Artist’s conception of a young planetary system. NASA/JPL-Caltech/T. Pyle (SSC)
When stars are forming, they are surrounded by a protoplanetary disc of gas and dust.
This disc contains materials for creating new planets and, potentially, eventually a new planetary system.
Often, astronomers can spot gaps in the light from the gas and dust in the disc and use this information to infer the existence of growing planetary bodies.
But a new study suggests this isn’t always the case.
“If we don’t see light scattered from the disc, it doesn’t necessarily mean that nothing is there,” says lead author Til Birnstiel of the Max Planck Institute for Astronomy.
As part of the study, the team looked at stellar discs that shine in visible or near-infrared wavelengths due to scattered or reflected light.
This scattered light is a result of starlight reflecting off tiny particles in the disc.
These particles are initially spread evenly throughout the disc, but eventually begin to change and clump together over time.
Some particles will clump together to form larger objects and eventually grow to become planets.

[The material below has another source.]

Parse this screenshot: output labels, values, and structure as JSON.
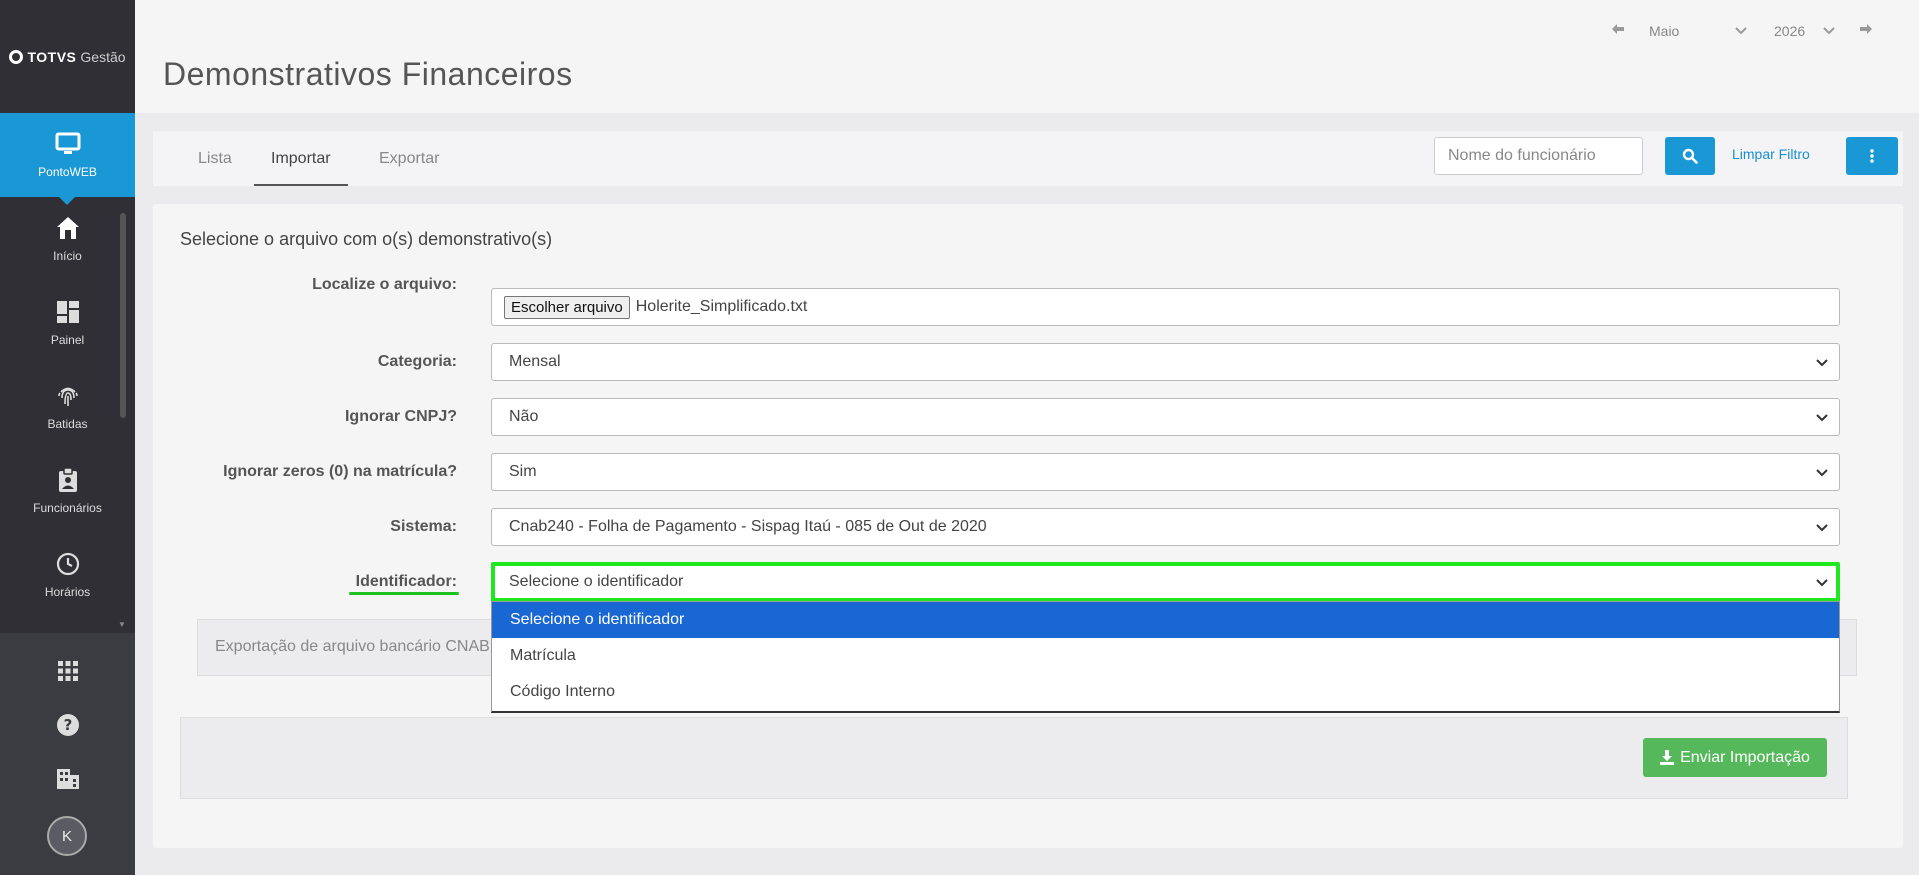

But sometimes these particles break apart when they collide, rather than clumping together.
They can also move farther from or closer to the star in a process called ‘migration’.
By observing these processes in theoretical computer models, the team were able to learn more about how they effect what we observe in the young star’s disc.
“Growth, migration and destruction can have tangible, observable effects,” explains co-author Sean Andrews of the Harvard-Smithsonian Center for Astrophysics (CfA).
“Specifically, these processes can create an apparent gap in the disc when the small particles that scatter light are cleared away, even though larger particles still remain.”
“Throwing a stone in the air doesn’t obstruct my view, but throwing a handful of dust in the air does.
Similarly, as small particles grow bigger in some areas of the disc, they don’t obstruct our view any more and those regions appear empty.”
In order to tell the difference between the different causes of gaps in a disc, the team are now conducting observations of TW Hydrae, a stellar disc known to have a gap, with the Atacama Large Millimeter/submillimeter Array (ALMA).
If the team find large grains within the gap, this will suggest the absence of a planet.
But if the gap appears empty, the argument will be stronger for the existence of an unseen planet.